The knowledge base is statically constructed, which limits its ability to dynamically update or personalize based on user interactions.
The number of objects in the scene must be padded to a fixed maximum limit \(M\), which restricts the complexity of generating highly detailed scenes.
Training and evaluation are limited to the 3D-FRONT dataset with few indoor categories (bedroom, dining room, living room); thus, the generalization capability to more complex scenarios (e.g., offices, laboratories) remains unverified.
The absence of a user study limits the evaluation on whether the generated scenes truly align with user intent.

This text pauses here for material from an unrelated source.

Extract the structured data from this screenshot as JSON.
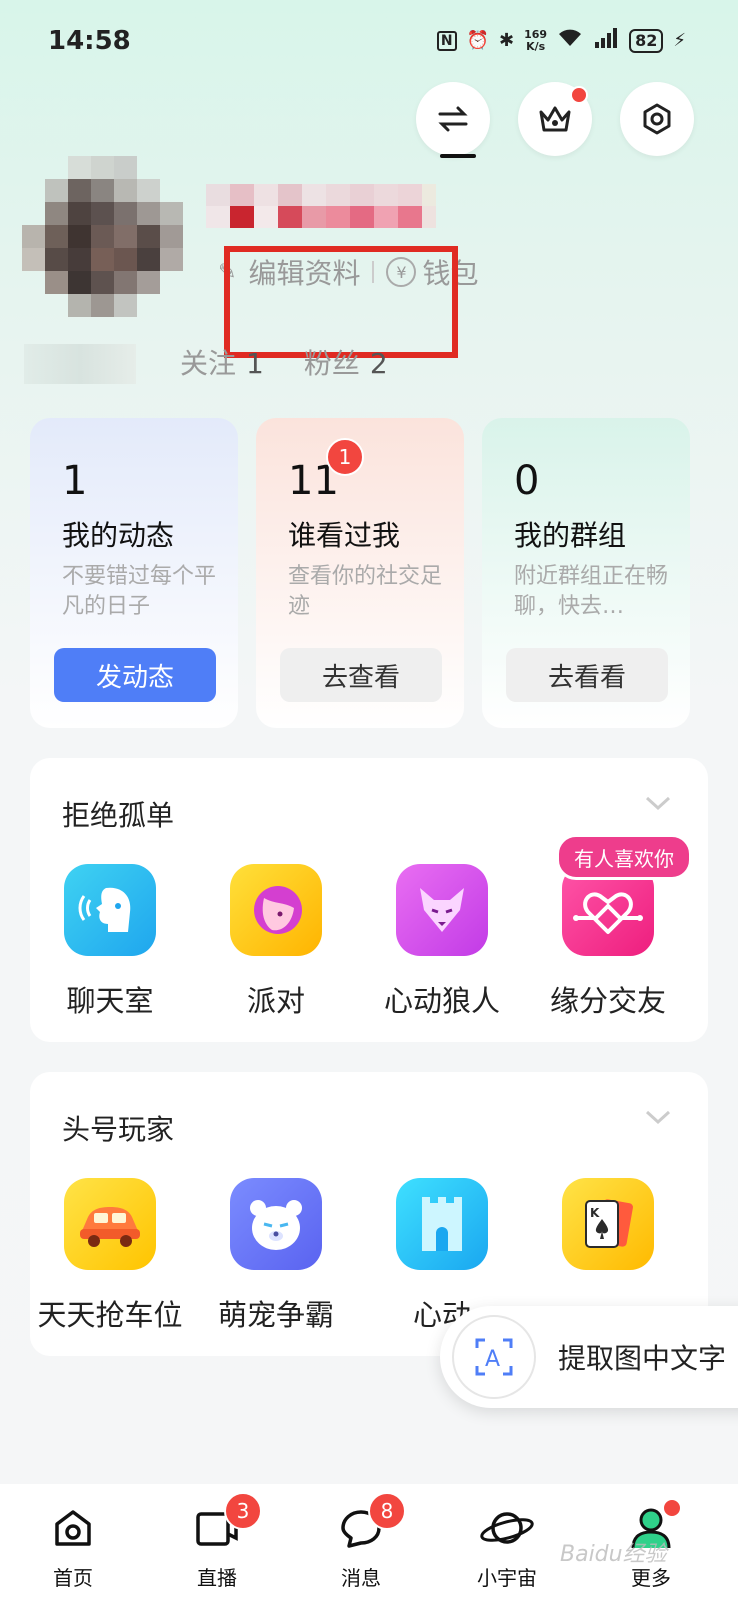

vs DiffuScene: While DiffuScene is an unconditional scene generation approach, SEK introduces sketch and knowledge priors as conditions, yielding superior controllability and generation quality.
vs Graph-to-3D: Graph-to-3D relies on a complete scene graph description, which is costly and non-intuitive to define for users; SEK requires only a freehand sketch and an object list, offering a more natural interaction paradigm.
vs ATISS: ATISS is an autoregressive method given a predefined layout, whereas SEK utilizes a diffusion model to comprehensively account for global consistency across all objects simultaneously.
vs Sketch2Scene: Sketch2Scene relies on an external 3D model database for retrieval and configuration, whereas SEK generates scenes in an end-to-end manner without relying on a database.

Rating¶

Novelty: ⭐⭐⭐⭐ Melding an expression-free external knowledge base with sketch-conditioned diffusion models for 3D scene generation is pioneered for the first time, and the design of the spectrum filter is highly novel.
Experimental Thoroughness: ⭐⭐⭐⭐ The evaluation comprehensively covers three tasks (generation, completion, and knowledge transfer) alongside complete ablation studies, though it suffers from the lack of a user study.
Writing Quality: ⭐⭐⭐⭐ The overall structure is clear, detailed in its explanation of the construction and reasoning process of the knowledge base, and supported by rich illustrations.
Value: ⭐⭐⭐⭐ The concept of a knowledge-enhanced conditional generation framework can be widely adapted to other 3D generation tasks, and the transferability of the knowledge base holds significant practical value.